All this is good news, but there are questions about some of the provisions. For example, the process of getting compensation or settling claims seems very bureaucratic, meaning additional suffering for bereaved families struggling to cope with their loss. One can also question the relatively small compensation package fixed, while the fees of many services provided by the Bangladesh Road Transport Authority have been raised – which, for a public-funded service provider, makes no sense at this time of economic turmoil.
Until now, families of victims could file writ petitions with the High Court seeking compensation, which happened rarely. Now, those seeking compensation will have to apply to a 12-member trustee board, which has already been formed, within a month of a road crash. But what will happen to the families of victims who lost their life or limbs before the rules were approved? Can they claim compensation, too?

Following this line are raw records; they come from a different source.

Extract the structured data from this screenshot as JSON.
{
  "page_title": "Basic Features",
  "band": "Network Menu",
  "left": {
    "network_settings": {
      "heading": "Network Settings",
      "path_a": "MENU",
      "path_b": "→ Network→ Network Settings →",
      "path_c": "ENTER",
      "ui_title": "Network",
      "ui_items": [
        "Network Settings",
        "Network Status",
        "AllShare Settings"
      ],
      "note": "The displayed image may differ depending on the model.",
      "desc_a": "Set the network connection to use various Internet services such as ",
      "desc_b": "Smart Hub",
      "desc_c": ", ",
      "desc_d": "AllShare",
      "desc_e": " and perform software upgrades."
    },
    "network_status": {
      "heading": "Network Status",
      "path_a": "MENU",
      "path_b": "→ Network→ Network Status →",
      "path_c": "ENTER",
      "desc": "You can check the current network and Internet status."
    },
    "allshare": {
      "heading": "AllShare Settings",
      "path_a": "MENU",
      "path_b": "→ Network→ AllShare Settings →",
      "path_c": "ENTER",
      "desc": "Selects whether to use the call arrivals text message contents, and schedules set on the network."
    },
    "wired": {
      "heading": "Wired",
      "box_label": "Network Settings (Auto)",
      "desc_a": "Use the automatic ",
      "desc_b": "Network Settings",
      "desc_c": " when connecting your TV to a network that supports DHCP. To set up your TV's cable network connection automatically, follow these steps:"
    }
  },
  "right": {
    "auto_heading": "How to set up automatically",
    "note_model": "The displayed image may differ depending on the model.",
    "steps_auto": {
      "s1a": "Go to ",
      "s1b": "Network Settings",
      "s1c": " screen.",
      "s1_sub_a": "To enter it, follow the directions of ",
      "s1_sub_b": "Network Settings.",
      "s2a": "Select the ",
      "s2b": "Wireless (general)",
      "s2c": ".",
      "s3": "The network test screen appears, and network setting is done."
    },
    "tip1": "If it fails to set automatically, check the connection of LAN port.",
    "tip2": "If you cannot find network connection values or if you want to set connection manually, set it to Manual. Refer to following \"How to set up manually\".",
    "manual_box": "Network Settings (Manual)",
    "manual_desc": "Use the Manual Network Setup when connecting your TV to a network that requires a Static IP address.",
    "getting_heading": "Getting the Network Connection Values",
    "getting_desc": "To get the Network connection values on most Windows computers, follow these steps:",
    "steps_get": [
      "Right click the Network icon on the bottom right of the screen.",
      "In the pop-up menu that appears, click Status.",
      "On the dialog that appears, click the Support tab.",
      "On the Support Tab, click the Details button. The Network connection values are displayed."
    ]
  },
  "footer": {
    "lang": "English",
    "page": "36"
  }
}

Clearly, these issues need to be sorted as soon as possible. But most importantly, the authorities must ensure proper and regular enforcement of these rules. Enforcing the rules, as past experience shows, will the biggest challenge, one that the authorities must show their sincerity to overcome. Thousands of people are dying in road crashes every year; the government must ensure these rules contribute to creating an environment in which this can be prevented.